Penulis : Palupi
Annisa Auliani | Senin, 6 Mei 2013 | 09:42
WIB
RIAU, KOMPAS.com — Komisi Nasional Hak Asasi Manusia menyatakan ada indikasi Kejaksaan Agung telah melakukan pelanggaran HAM terkait penanganan kasus bioremediasi Chevron. Berikut ini adalah beberapa indikasi pelanggaran HAM berdasarkan hasil penyelidikan dan investigasi Komnas HAM, yang disampaikan anggota Komnas HAM Natalius Pigai, dalam siaran pers Minggu (5/5/2013).
Pertama, sebut Pigai, proyek bioremediasi adalah proyek perusahaan atau korporasi yang mekanisme pengadaan, perencanaan, dan persetujuannya mengikuti mekanisme PSC Migas. "Sehingga pertanggungjawabannya ada pada level korporasi, yaitu pimpinan korporasi/perusahaan," kata dia.
Kedua, lanjut Pigai, PT Chevron Pacific Indonesia mengacu pada Production Sharing Contract (PSC) dalam menjalankan proyek korporasi ini yang memiliki klausul. "Terkait perbedaan penafsiran soal kebutuhan, kerugian, dan segala macam, itu mekanismenya adalah perdata seperti yang diatur dalam kontrak tersebut. Kalau tidak bisa diselesaikan secara perdata maka dibawa ke arbitrase."
Ketiga, kata Pigai, semua terdakwa tidak memenuhi unsur sebagai pihak yang dapat dimintai pertanggungjawaban sebagai korporasi. "CPI juga telah menjelaskan bahwa proyek ini adalah proyek korporasi dan tidak ada karyawan yang melakukan kesalahan," tegas dia.

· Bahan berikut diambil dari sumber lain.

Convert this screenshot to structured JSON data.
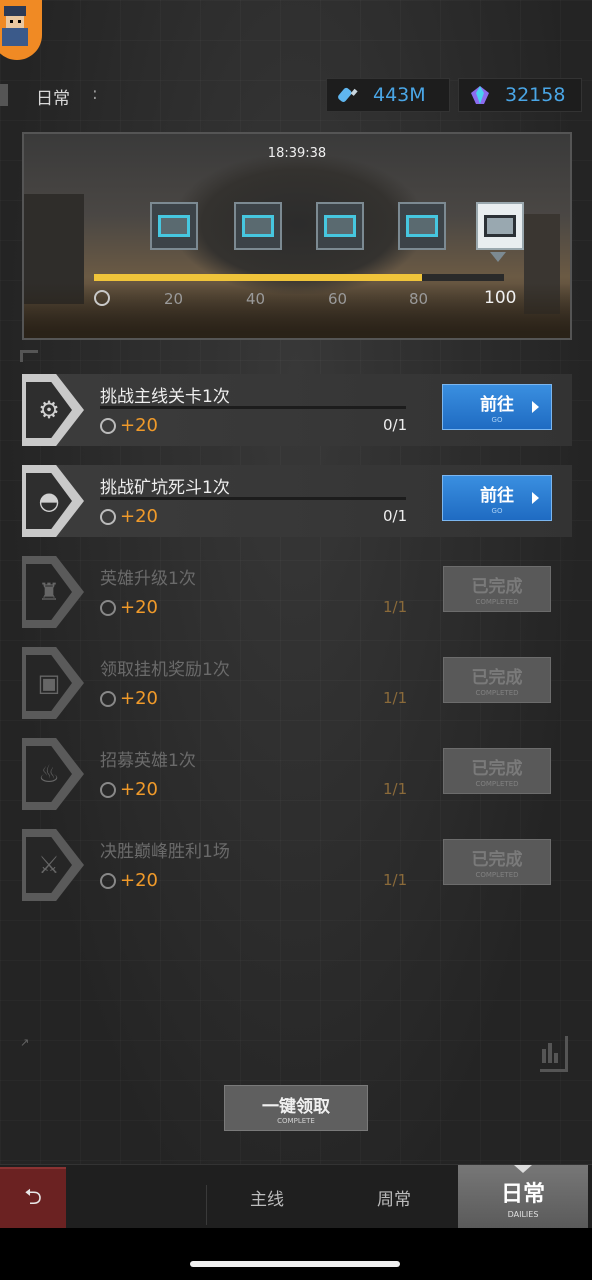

Bila Kejaksaan Agung berpendapat ada masalah dalam proyek ini, ujar Pigai, maka yang seharusnya diminta pertangunggjawaban adalah korporasi. "Bukan karyawannya. Sehingga penetapan tersangka dalam kasus proyek ini salah besar," kecam dia.
Indikasi keempat, lanjut Pigai, Kementerian Lingkungan Hidup telah menyampaikan tidak ada masalah atau pelanggaran izin oleh PT CPI maupun kontraktornya. "CPI telah memiliki izin dan KLH membolehkan CPI meneruskan proyek bioremediasi saat perpanjangan izin belum keluar dan ada berita acaranya," kata Pigai.
Ketika jaksa berkeras menyatakan kontraktor yang menggarap proyek bioremediasi PT CPI tidak mengantongi izin, KLH menjelaskan kontraktor memang tidak perlu izin. "(Karena) izin diberikan pada CPI yang memiliki limbah, bukan kontraktor," kata dia.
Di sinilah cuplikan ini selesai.